Guam Track and Field Association
- Sport: Athletics
- Abbreviation: GTFA
- Founded: 1976
- Affiliation: IAAF
- Affiliation date: 1986
- Regional affiliation: OAA
- Headquarters: Dededo
- President: Peter Rivera
- Vice president: Joe Taitano
- Secretary: Riza Tugade

Official website
- www.guamtrackandfield.com
- Guam

= Guam Track and Field Association =

Governing body of athletics in Guam

The Guam Track and Field Association (GTFA) is the governing body for the sport of athletics in Guam.

== History ==
The history of running in Guam is well described. The participation of athletes from Guam at the 1966 South Pacific Games is documented.

The foundation of GTFA is reported for 1976, aa well as its affiliation to the IAAF in the year 1986.

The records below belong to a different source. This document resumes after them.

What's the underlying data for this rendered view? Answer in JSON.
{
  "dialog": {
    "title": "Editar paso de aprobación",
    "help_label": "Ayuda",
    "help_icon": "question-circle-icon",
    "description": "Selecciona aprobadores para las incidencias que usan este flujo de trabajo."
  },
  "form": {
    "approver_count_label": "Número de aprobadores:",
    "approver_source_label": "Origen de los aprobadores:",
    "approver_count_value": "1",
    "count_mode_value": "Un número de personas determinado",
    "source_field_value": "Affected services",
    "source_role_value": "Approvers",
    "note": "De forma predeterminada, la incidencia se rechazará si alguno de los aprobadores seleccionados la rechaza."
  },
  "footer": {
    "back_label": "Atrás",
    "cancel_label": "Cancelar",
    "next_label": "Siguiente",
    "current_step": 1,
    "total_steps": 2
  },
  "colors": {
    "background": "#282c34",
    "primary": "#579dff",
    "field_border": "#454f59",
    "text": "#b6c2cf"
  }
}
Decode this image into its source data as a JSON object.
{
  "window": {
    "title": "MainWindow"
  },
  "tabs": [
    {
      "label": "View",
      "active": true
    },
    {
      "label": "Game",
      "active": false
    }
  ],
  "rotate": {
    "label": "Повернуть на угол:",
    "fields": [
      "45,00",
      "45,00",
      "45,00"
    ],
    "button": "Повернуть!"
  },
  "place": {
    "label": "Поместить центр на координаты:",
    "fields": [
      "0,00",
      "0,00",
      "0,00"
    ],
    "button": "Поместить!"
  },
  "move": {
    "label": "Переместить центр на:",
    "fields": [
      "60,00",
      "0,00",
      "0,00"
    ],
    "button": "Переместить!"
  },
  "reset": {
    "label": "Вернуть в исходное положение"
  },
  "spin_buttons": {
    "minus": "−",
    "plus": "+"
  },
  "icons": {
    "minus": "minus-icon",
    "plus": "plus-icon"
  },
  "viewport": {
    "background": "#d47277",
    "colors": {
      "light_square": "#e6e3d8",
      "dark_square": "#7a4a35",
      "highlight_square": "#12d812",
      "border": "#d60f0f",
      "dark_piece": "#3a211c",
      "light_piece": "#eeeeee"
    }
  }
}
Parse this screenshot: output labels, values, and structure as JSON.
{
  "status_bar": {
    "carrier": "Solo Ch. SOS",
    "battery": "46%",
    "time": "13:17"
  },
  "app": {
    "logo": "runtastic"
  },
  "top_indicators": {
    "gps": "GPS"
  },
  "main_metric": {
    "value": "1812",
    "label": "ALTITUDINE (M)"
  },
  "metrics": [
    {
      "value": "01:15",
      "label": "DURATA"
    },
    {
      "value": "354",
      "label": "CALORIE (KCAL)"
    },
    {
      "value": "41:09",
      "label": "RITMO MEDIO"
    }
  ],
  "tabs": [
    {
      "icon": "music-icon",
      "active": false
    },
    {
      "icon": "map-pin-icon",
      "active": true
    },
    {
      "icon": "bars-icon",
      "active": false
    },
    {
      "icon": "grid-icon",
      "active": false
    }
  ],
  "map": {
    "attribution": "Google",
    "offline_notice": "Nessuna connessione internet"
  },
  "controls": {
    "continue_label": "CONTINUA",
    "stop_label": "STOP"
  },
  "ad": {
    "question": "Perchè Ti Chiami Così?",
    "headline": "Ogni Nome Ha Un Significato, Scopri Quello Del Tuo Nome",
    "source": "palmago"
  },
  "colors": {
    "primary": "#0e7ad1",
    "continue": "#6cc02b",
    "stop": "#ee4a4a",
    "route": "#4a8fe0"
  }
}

Between 2001-2004, former marathon runner Fred Schumann served as president. In 2005, Franklin Tangalin was elected president. Jay Antonio served as president from May 2009 - December 2014.

Current president is Derek Mandell. He was elected in April 2017 for the period 2017-2021. Mandell was re-elected president in August 2021 for the period of 2021-2025.

== Affiliations ==
- International Association of Athletics Federations (IAAF)
- Oceania Athletics Association (OAA)
Moreover, it is part of the following national organisations:
- Guam National Olympic Committee (GNOC)

GTFA was suspended by the GNOC in November 2013, but was reinstated as an associate member in June 2018. GTFA was reinstated as a full-member of GNOC in February 2021.

== National records ==
GTFA maintains the Guamanian records in athletics.